O consumo de cigarros eletrônicos entre adolescentes brasileiros quase dobrou nos últimos anos, segundo dados da Pesquisa Nacional de Saúde do Escolar (PeNSE). O levantamento do IBGE mostra que a experimentação do vape entre jovens de 13 a 17 anos passou de 16,3% em 2019 para 29% em 2024.
Quase um em cada três adolescentes já experimentou cigarros eletrônicos ao menos uma vez. O aumento ocorre ao mesmo tempo em que há redução de outros comportamentos de risco nessa faixa etária.
No mesmo período, houve queda no consumo de cigarro tradicional, bebidas alcoólicas e drogas ilícitas. Isso mostra uma mudança no padrão de comportamento dos jovens brasileiros.
O uso de vape não é uniforme entre os jovens. A pesquisa aponta diferenças relacionadas a gênero, rede de ensino e região do país.

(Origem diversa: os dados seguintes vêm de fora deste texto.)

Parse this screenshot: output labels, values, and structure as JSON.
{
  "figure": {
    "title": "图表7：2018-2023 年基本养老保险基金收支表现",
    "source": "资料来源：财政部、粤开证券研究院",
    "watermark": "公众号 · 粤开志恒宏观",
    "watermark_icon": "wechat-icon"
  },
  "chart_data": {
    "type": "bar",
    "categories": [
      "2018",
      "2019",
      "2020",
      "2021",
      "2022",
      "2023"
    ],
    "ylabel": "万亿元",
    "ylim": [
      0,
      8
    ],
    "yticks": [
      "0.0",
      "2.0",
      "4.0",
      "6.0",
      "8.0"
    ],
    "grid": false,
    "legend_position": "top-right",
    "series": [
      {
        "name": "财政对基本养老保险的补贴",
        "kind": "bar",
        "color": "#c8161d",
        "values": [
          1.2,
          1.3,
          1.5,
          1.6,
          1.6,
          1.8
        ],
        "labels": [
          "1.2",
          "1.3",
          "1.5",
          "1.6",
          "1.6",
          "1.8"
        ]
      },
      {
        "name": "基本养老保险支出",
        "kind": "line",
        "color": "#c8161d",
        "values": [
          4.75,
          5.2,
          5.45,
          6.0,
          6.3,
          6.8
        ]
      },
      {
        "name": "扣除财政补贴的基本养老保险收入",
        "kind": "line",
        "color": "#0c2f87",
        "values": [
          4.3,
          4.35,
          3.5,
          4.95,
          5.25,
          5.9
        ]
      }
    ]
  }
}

Especialistas alertam que o uso de nicotina na adolescência pode causar dependência rápida. A pneumologista Naira Silveira destaca que o vape pode funcionar como porta de entrada para outros vícios.
Além disso, o impacto no cérebro em desenvolvimento é uma preocupação. O uso pode prejudicar funções como memória, atenção e controle emocional, aumentando o risco de ansiedade e depressão.
No Brasil, a venda de cigarros eletrônicos é proibida. A proibição inclui fabricação, importação e publicidade. Mesmo assim, os produtos são facilmente encontrados no mercado ilegal.
Esse acesso facilitado ocorre principalmente por canais não regulamentados. A ausência de controle sobre a composição dos produtos é um dos principais fatores de risco. Muitos vapes não passam por nenhuma análise de qualidade ou segurança.
Segundo estudos da Universidade de São Paulo (USP), o mercado ilegal de cigarros eletrônicos pode movimentar cerca de R$ 5 milhões por dia. No total, isso representa aproximadamente R$ 2 bilhões por ano no Brasil.
Esse cenário favorece a circulação de produtos adulterados e de baixa qualidade. Também dificulta o combate ao consumo entre menores de idade.
Diante disso, especialistas defendem o fortalecimento de campanhas de conscientização. A proposta é focar na educação dos jovens sobre os riscos reais do uso de cigarros eletrônicos e na prevenção do vício precoce.
A discussão sobre o tema continua entre autoridades de saúde pública. O crescimento rápido do uso entre adolescentes é visto como um desafio que exige ações coordenadas de fiscalização e educação.